Легко предвидеть, к чему шло дело – начались скандалы, драки, доходило и до поножовщины. К счастью, из Свердловска поступил запрос на баянистов, и, спустя некоторое время, сержант Владимир Рачихин уже был приписан к воинской части, стоявшей в Челябинске и являвшейся, по сути дела, музыкальным ансамблем Уральского военного округа. Было в нем 16 баянистов, были певцы – тоже из солдат, проходивших срочную службу.

Но не может же полноценный хор – а начальство хотело его видеть именно таким – обойтись без женских голосов! И эти голоса были – принадлежали они хорошеньким вольнонаемным актрисам, что постоянно и естественно создавало в ансамбле взрывоопасную ситуацию. А потому, вскоре же после своего создания, был этот ансамбль расформирован, и последующие месяцы военной службы Рачихина полетели вовсе незаметно – в спортивной роте. Соревнования по легкой атлетике, первенство округа по гандболу, тренировки… а в перерывах между ними – самоволки.

Володьку всегда тянуло бежать, куда – не представлялось столь уж важным, главное – на свободу. В окно казармы, через туалет офицерского клуба, по водосточной трубе оружейного склада… И нисколько этому не мешала, и ни в какое противоречие с занимаемыми им комсомольскими постами, а позже и с принадлежностью к полковой партийной организации, куда он был уже принят, не входила Володькина совесть – просто он всегда знал, что какая-то часть жизни должна оставаться только для него, и ко всему, что выходит за ее рамки, он старался относиться легко, так, чтобы не очень этого замечать. Впрочем, сам он вовсе не задумывался, откуда у него эта тяга, повод же для самоволки был, как правило, одинаков – женщины, и подобной возможностью Володька старался не пренебрегать.

* * *

Случались иногда и вполне легальные отлучки из части – когда Рачихина посылали в командировки. Перед одной из них, в Златоуст, получил он из Сибири письмо: „…Дед твой, Володечка, родной отец твоей матери, живет в Миассе”.

За три дня до конца командировки, когда служебные дела завершились, взял он билет на поезд, протиснувшись через толпу солдатских шинелей и телогреек, пропахших махоркой и потом, пристроился на фанерном чемоданчике позади ближней к тамбуру скамьи, задремал.

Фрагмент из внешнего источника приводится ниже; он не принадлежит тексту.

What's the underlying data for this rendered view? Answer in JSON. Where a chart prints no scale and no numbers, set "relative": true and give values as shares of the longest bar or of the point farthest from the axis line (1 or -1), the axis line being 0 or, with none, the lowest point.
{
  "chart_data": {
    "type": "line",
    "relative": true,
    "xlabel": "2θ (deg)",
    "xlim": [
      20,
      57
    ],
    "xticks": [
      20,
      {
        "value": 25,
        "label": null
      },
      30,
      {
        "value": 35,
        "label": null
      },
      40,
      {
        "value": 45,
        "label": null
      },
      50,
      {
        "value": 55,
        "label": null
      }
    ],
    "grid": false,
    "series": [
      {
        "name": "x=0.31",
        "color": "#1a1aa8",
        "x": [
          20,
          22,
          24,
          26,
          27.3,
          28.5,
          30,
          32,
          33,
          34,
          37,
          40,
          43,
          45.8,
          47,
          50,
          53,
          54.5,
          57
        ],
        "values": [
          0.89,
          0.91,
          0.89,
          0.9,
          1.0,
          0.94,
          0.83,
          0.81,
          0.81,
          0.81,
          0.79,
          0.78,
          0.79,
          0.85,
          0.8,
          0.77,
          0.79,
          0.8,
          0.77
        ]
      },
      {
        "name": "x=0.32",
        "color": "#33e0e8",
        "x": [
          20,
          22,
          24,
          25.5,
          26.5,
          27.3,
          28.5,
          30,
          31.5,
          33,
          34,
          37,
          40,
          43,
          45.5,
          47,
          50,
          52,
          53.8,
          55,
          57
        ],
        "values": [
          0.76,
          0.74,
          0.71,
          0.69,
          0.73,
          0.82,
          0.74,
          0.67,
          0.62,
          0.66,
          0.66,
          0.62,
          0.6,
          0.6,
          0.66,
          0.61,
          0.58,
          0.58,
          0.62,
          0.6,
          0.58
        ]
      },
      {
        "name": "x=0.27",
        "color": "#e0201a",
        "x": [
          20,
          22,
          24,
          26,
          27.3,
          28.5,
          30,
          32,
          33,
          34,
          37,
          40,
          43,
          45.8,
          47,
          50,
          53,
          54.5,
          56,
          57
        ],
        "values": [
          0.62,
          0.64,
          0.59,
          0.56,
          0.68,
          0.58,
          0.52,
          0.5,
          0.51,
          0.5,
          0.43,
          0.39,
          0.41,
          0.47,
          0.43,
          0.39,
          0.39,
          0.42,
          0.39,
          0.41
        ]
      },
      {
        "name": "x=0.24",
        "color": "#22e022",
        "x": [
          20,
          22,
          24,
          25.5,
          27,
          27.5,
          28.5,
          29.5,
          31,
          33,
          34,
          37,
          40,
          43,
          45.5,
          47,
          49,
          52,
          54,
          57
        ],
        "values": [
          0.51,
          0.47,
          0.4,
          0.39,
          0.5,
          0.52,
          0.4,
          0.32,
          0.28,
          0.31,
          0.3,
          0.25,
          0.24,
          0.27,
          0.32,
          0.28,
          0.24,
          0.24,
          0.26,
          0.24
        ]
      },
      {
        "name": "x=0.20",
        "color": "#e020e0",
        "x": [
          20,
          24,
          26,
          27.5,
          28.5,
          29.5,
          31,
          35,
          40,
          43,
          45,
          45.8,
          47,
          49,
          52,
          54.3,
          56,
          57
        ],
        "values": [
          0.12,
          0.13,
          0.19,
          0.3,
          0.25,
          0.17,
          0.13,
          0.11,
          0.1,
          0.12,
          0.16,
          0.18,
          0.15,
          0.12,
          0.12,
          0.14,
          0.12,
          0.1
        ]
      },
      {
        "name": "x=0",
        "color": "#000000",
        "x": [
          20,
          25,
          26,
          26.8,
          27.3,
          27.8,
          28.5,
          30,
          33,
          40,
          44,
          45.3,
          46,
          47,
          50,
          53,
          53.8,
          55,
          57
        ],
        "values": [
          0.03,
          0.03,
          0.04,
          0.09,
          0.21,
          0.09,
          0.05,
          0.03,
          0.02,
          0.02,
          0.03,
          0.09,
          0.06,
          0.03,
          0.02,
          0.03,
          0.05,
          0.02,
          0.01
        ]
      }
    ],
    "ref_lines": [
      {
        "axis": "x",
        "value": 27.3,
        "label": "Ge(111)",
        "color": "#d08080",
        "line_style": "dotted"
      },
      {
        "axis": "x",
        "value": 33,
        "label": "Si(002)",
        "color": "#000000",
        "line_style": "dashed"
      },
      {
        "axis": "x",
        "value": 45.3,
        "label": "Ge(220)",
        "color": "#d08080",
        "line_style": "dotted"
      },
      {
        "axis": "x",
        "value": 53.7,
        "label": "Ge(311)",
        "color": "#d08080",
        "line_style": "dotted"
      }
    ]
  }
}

А спустя несколько часов он стоял уже на пороге небольшого, добротной кирпичной кладки, домишки и осторожно, но настойчиво постукивал в дощатый настил двери подвешенной к ней подковой. Сухонькая старушка, открыв дверь, испуганно окинула взглядом фигуру в солдатской шинели… „Здравствуйте… я внук Василия Ивановича, сын Зои…” Старушка отступила на шаг, прислонилась к косяку. Потом Володька с трудом поднимал ее с земли, отрывая ее руки от своих сапог, а она продолжала, цепляясь за них, припадая к ним лицом, причитать:

– Миленький, прости меня, разлучница я твоей бабушки! Прости меня…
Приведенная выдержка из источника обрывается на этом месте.